Last week Pediatric Nurse Practitioners, clinical nurse specialists, students, and others who are interested in the care of young patients descended upon New Orleans to attend the National Association of Pediatric Nurse Practitioners (NAPNAP) 40th National Conference on Pediatric Healthcare. Some came in on Mardi Gras day and witnessed the pageantry and chaos of the holiday while others trickled in on Ash Wednesday and early Thursday. The official start to the conference was electric. Dr. Mona Hanna-Attisha from Michigan State College of Human Medicine gave an impassioned yet tragic talk about the Flint, MI water crisis. Her new book, "What the Eyes Don’t See: A Story of Crisis, Resistance, and Hope in an American City" chronicles the systemic racism, class divisions, health effects, and political inertia related to the ongoing presence of lead in the drinking water in Flint. Her infectious energy and her call to action for those sitting in the room earned Dr. Hanna-Attisha an enthusiastic standing ovation and prompted discussions and reflections among attendees throughout the conference.
Dr. Hanna-Attisha was the first of many presentations about the role of Pediatric Nurse Practitioners (PNP) in public health. In sessions on March 8th, learners were taught about identifying and treating victims of trauma and toxic stress. On March 9th, Tamra Kehoe continued on this theme and offered ideas for building a trauma-informed care institution. Dr. Kim Higginbotham discussed screening for social determinants of health. Later that day, attendees became familiar with ACEs (adverse childhood events) and the long-term effects that they have on children. On the final day of the conference, the role of public health was again highlighted with sessions on health literacy and a final intensive workshop dived deep on resiliency skills in the context of ACE/Trauma. Attendees also had a general session on immunizations and multiple opportunities to learn more about the role of the PNP in combating the opioid crisis, two subjects that clinicians address everyday in the community. Learning also took place outside of the conference halls with a community service project on Sunday morning to benefit the local New Orleans community.

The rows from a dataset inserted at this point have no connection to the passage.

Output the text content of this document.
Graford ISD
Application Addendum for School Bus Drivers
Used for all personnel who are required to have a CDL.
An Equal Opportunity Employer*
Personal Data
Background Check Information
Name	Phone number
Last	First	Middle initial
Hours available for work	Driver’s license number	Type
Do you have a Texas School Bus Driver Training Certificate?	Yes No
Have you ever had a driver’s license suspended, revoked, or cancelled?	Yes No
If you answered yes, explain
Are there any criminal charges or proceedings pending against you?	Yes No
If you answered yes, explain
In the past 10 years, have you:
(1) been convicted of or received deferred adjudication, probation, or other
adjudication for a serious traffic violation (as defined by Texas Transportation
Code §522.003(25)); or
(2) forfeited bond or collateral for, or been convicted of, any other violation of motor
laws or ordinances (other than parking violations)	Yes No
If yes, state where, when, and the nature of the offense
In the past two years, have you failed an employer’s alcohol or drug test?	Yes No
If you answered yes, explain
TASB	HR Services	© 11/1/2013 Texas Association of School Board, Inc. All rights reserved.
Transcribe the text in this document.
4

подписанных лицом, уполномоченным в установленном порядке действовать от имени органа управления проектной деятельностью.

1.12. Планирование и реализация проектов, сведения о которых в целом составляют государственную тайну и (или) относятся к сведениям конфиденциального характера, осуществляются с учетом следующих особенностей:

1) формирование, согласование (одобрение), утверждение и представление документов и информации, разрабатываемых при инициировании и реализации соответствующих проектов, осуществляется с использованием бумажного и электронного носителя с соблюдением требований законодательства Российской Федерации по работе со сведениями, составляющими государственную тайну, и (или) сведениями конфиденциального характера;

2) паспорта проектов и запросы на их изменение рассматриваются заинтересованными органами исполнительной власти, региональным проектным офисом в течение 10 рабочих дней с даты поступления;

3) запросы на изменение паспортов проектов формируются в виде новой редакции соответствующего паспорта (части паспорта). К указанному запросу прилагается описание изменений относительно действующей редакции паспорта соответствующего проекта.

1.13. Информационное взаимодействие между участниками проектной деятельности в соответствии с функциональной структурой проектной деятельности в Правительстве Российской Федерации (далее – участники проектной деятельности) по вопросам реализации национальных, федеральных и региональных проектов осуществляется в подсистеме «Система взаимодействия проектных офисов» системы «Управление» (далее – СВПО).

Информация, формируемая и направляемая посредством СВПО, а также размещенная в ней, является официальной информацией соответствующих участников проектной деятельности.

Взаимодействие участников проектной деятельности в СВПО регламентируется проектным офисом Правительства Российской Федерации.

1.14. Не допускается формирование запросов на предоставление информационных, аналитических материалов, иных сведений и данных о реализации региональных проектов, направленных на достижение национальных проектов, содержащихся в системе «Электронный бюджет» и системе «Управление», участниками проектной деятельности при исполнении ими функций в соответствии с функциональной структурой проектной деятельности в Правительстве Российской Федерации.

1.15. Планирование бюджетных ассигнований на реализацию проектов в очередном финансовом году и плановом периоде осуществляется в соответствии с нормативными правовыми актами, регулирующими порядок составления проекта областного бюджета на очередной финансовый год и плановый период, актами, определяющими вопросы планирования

NAPNAP prides itself as being the country’s largest professional organization for Pediatric Nurse Practitioners. It is able to use this position to attract experts in this diverse field. Because of this large pool of presenters and members, attendance at this conference is the best place to deepen one’s pre-existing clinical skills and knowledge and learn about topics that might be outside of one’s everyday practice. For example, I had the privilege of being a part of an intensive workshop on precepting nurse practitioner (and nursing) students. The exchange of ideas in the room and the level of expertise from the presenters made the early wake up and three-hour time commitment well worth it. Other intensive workshops were held on telehealth, breastfeeding, interpreting pediatric radiographs, and human trafficking. Opportunities were built into each day to allow for networking and many groups based upon alma mater, geography, or special interests (e.g., acute care, childhood obesity, global health, etc) held socials at local bars or restaurants as a way to meet colleagues while also experiencing the fun of New Orleans.
No matter how one chose to fill their day — be it on a public health, faculty, or cardiology track, or through a hodge-podge of sessions that allowed one to consider the role of social media and nursing professionalism, challenges to care in remote areas of the country, food allergies, and genetic dysmorphia — you left feeling energized, more intelligent, and more challenged than when you first arrived.
While my waistline has not recovered from the beignets and the hurricanes, my heart is warmed and my mind is stronger after these six days down by the bayou.